If you consider how many different vehicle configurations are on the road today it will give you an idea of how advanced diagnostic and repair solutions must be, notes Scott Bolt, director of product management at Noregon. “Those tools should allow you to work on all makes and models of commercial trucks and simultaneously diagnose all electronic components on a vehicle,” he says. “Maintenance and repairs drive uptime, so it’s critical for technicians to be able to find all issues on an entire vehicle before putting it back in operation.”
The heavy-duty industry is not standardized, points out Victor Rivilla, marketing director at CanDo International. “Scan tools should have the scalability to be used on Class 4 to 8 trucks,” he says. “That means having the ability to add software and connectors to address many different makes and models of equipment and connections.”
Scott McKinney, senior product manager at Bosch Automotive Service Solutions, says that scan tools should have strong coverage for the vehicles seen in your shop. “As vehicles become more advanced, the use of scan tools continues to rise,” he relates. “Even basic maintenance procedures can require the use of a scan tool. Scanning is like taking vitals on a new patient. You need to know what’s going on to do any type of diagnostics.”
An important characteristic of scanning tools to consider, according to Chris Freeman, director of sales/training HD at Autel, is bidirectionality. “Asking what years are covered by a tool narrows the field tremendously,” he says. “In addition, the more OEM-like the tool is bidirectionally, the more value it brings.
“The question is, which tool gives you the most coverage for your initial investment?” Freeman adds. “Some companies claim superior coverage, only for you to find out that they only serve as a vessel for additional OEM software that is needed just to do normal diagnostics.”
Freeman also notes that most manufacturers require keeping scan tool subscriptions current. In that regard, it is important to ask if the software shuts off without a subscription, and what charges you will pay for reinstating an elapsed subscription.

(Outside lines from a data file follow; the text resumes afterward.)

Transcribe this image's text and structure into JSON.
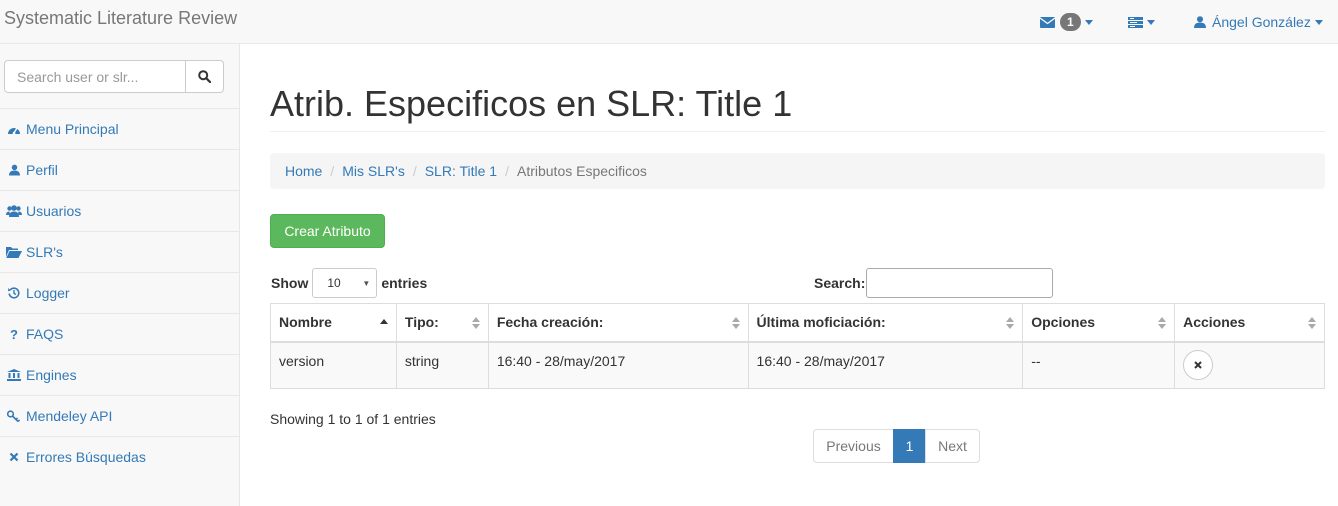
{
  "navbar": {
    "brand": "Systematic Literature Review",
    "messages_count": "1",
    "user_name": "Ángel González"
  },
  "sidebar": {
    "search_placeholder": "Search user or slr...",
    "items": [
      {
        "label": "Menu Principal",
        "icon": "dashboard-icon"
      },
      {
        "label": "Perfil",
        "icon": "user-icon"
      },
      {
        "label": "Usuarios",
        "icon": "users-icon"
      },
      {
        "label": "SLR's",
        "icon": "folder-open-icon"
      },
      {
        "label": "Logger",
        "icon": "history-icon"
      },
      {
        "label": "FAQS",
        "icon": "question-icon"
      },
      {
        "label": "Engines",
        "icon": "bank-icon"
      },
      {
        "label": "Mendeley API",
        "icon": "key-icon"
      },
      {
        "label": "Errores Búsquedas",
        "icon": "times-icon"
      }
    ]
  },
  "main": {
    "title": "Atrib. Especificos en SLR: Title 1",
    "breadcrumb": [
      "Home",
      "Mis SLR's",
      "SLR: Title 1",
      "Atributos Especificos"
    ],
    "create_button": "Crear Atributo",
    "length": {
      "show": "Show",
      "value": "10",
      "entries": "entries"
    },
    "search_label": "Search:",
    "columns": [
      "Nombre",
      "Tipo:",
      "Fecha creación:",
      "Última moficiación:",
      "Opciones",
      "Acciones"
    ],
    "rows": [
      {
        "nombre": "version",
        "tipo": "string",
        "fecha": "16:40 - 28/may/2017",
        "ultima": "16:40 - 28/may/2017",
        "opciones": "--"
      }
    ],
    "info": "Showing 1 to 1 of 1 entries",
    "pagination": {
      "previous": "Previous",
      "current": "1",
      "next": "Next"
    }
  },
  "colors": {
    "link": "#337ab7",
    "success": "#5cb85c",
    "active_page": "#337ab7"
  }
}
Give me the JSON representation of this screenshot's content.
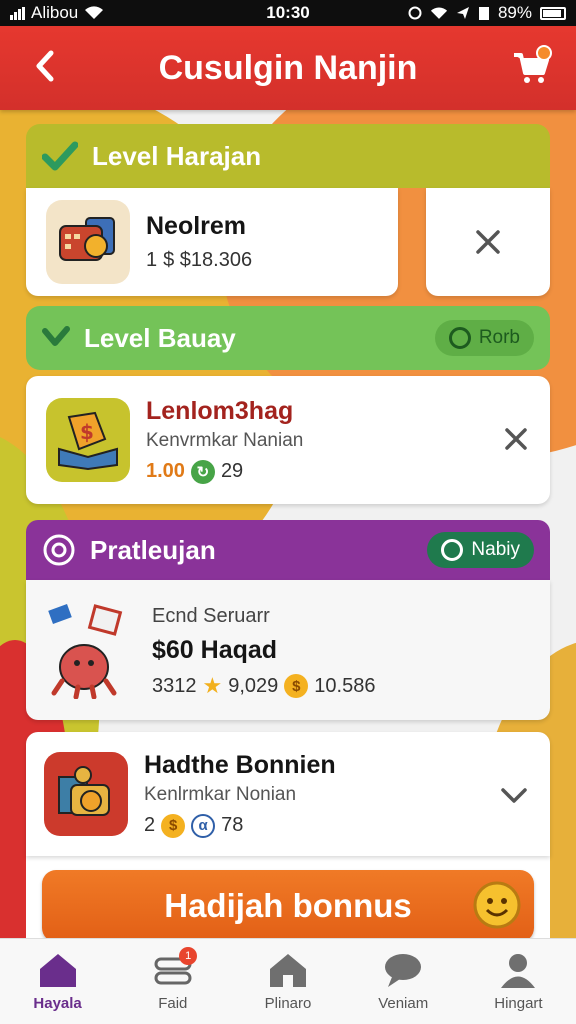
{
  "status_bar": {
    "carrier": "Alibou",
    "time": "10:30",
    "battery": "89%"
  },
  "header": {
    "title": "Cusulgin Nanjin"
  },
  "sections": [
    {
      "title": "Level Harajan",
      "item": {
        "name": "Neolrem",
        "meta_prefix": "1",
        "meta_value": "$ $18.306"
      }
    },
    {
      "title": "Level Bauay",
      "pill": "Rorb",
      "item": {
        "name": "Lenlom3hag",
        "subtitle": "Kenvrmkar Nanian",
        "meta_a": "1.00",
        "meta_b": "29"
      }
    },
    {
      "title": "Pratleujan",
      "pill": "Nabiy",
      "item": {
        "label": "Ecnd Seruarr",
        "name": "$60 Haqad",
        "meta_a": "3312",
        "meta_b": "9,029",
        "meta_c": "10.586"
      }
    },
    {
      "title": "",
      "item": {
        "name": "Hadthe Bonnien",
        "subtitle": "Kenlrmkar Nonian",
        "meta_a": "2",
        "meta_b": "78"
      }
    }
  ],
  "bonus_button": "Hadijah bonnus",
  "tabbar": {
    "tabs": [
      {
        "label": "Hayala",
        "icon": "home-icon"
      },
      {
        "label": "Faid",
        "icon": "ticket-icon",
        "badge": "1"
      },
      {
        "label": "Plinaro",
        "icon": "store-icon"
      },
      {
        "label": "Veniam",
        "icon": "chat-icon"
      },
      {
        "label": "Hingart",
        "icon": "profile-icon"
      }
    ]
  },
  "colors": {
    "header": "#e6382f",
    "section_yellow": "#b8bb2c",
    "section_green": "#74c358",
    "section_purple": "#8a3399",
    "bonus": "#f07a26",
    "tab_active": "#6a2e8c"
  }
}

CanDo’s Rivilla says that there is always the need to further develop and refine scan tool and diagnostic software capabilities and coverage. “Protocols are not standardized, so code libraries and definitions have to be constantly updated,” he explains. “Scan tool manufacturers have to be able to develop their products to meet changing requirements and serve their customer’s needs in a timely manner.

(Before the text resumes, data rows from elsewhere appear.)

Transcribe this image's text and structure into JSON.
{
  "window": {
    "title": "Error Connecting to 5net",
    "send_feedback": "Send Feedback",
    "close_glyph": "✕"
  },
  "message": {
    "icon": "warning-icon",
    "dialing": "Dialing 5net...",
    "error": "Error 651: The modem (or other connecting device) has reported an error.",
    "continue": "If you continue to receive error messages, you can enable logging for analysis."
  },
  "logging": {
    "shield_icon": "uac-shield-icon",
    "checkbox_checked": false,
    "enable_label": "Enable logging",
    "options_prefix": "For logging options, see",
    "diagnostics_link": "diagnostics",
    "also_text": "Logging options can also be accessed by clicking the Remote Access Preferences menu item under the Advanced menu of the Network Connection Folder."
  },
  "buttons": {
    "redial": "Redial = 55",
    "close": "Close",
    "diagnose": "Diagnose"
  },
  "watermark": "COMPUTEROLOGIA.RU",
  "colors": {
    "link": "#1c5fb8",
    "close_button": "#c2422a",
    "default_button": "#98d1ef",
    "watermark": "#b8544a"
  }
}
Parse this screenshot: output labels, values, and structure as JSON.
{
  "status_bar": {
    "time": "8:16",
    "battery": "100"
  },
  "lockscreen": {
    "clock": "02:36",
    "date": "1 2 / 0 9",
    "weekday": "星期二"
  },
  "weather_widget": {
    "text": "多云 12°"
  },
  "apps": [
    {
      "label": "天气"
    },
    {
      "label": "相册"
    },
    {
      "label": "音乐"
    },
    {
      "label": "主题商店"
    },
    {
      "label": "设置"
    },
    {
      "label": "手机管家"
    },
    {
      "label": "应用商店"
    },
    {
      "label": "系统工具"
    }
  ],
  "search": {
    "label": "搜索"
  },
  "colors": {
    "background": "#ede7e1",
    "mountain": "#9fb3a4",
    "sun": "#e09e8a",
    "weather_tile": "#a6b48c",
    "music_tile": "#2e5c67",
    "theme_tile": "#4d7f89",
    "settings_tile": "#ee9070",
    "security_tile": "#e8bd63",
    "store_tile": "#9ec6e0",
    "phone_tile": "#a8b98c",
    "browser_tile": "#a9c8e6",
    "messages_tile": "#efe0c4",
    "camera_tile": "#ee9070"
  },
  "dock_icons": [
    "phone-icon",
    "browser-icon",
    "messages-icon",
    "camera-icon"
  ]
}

“That means constant development and release of updates by the scan tool manufacturer and updating of tools by the customer,” Rivilla adds. “Tools with subscription-based updates will fare best in today’s heavy-duty environment.”
“Any diagnostic and repair solution worth considering will include major updates throughout the year,” Noregon’s Bolt says. “These updates ensure that there is coverage for the latest vehicles, plus new features that simplify the diagnosis or repair process.

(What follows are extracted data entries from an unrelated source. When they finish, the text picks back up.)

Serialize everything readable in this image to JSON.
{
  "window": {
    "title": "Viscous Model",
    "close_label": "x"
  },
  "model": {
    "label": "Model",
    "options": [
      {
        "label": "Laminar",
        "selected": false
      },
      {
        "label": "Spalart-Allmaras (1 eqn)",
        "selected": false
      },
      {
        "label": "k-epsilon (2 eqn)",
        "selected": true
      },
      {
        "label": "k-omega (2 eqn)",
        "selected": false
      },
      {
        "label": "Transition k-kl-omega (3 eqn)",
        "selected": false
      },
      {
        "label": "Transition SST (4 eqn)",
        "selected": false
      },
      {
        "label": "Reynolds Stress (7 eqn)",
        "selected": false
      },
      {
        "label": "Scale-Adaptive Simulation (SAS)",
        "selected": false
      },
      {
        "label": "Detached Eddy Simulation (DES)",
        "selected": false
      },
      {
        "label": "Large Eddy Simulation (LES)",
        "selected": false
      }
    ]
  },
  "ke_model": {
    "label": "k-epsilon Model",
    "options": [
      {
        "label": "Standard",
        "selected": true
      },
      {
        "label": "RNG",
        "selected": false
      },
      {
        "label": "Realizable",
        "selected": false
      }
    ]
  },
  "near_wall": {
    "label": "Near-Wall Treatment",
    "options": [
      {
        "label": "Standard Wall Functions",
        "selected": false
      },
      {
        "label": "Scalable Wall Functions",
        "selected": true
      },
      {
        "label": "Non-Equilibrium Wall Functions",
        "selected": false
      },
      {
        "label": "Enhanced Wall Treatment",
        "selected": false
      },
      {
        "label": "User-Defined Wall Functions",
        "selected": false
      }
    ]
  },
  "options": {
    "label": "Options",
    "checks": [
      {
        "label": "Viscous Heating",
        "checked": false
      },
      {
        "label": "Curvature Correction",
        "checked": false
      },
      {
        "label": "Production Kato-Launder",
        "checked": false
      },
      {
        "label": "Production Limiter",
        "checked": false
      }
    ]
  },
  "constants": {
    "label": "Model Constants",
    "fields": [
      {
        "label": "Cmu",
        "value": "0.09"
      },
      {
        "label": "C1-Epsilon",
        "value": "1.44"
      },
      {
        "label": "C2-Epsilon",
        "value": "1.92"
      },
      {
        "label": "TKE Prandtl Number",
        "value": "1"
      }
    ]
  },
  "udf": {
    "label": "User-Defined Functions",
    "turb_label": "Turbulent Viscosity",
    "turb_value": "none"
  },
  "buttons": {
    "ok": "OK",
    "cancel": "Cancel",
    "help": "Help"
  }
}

“Shop managers should feel confident that as they add new assets, their diagnostic tools will keep pace,” Bolt continues. “This can be accomplished through periodic updates. In addition to improving the product’s functionality, updates should also ensure the software is protected from the latest cybersecurity threats.”
Users should consider how diagnostic software and repair information come bundled in one subscription, notes Bosch’s McKinney. “The first year can even be included with the purchase of the tool,” he says, “and you should expect coverage updates a number of times per year, which constantly adds new functionality to diagnostic tools.
“The multitude of subscriptions can add up so a good gauge on ROI for shop managers is to consider the overall cost of ownership,” McKinney adds. “That’s not only for scan tools and software updates, but the costs for access to repair information as well.”
It is also essential that scan tools come with educational features and training resources that teach technicians to perform most of their work within a single application, relates Noregon’s Bolt. “Your diagnostic and repair tool should be as intuitive as it is advanced,” he adds. “With guided diagnostics, it should empower entry-level technicians to do more than basic repair jobs and let experienced technicians focus on complex jobs instead of being pulled away for triage activities.
“By purchasing an all-makes-and-models solution, you can reduce the number of diagnostic tools needed in the shop,” Bolt continues. “Doing so reduces expenses, decreases the number of updates you have to manage per year, and drastically cuts down on concerns about keeping technician training up to date. Switching between applications is costly and requires training.
“Consider how often all-makes-and-models diagnostic tool can keep technicians resident in a single application and calculate the cost savings,” Bolt adds. “We’ve found that users save more than ten minutes per repair job compared to those attempting the same repairs with software specific to one make of component. Additionally, consider the reduction in vehicle comebacks after switching to a comprehensive all-makes-and-models solution. Any downtime that can be avoided by more thorough diagnosis in the shop is going to directly impact profitability and ROI.”
With scan tools and diagnostic software, notes CanDo International’s Rivilla, fleet shop managers can quickly see what jobs had to be sent to an outside service provider that can now be performed in-house, and take into account the savings from less vehicle downtime.
“Scan tool technology is becoming more of an overall diagnostic resource for shops and technicians,” says Bosch’s McKinney. “With more information available to technicians, the ability to have everything needed to diagnose, research and repair vehicle issues regardless of age or model can take your shop operation to the next level.”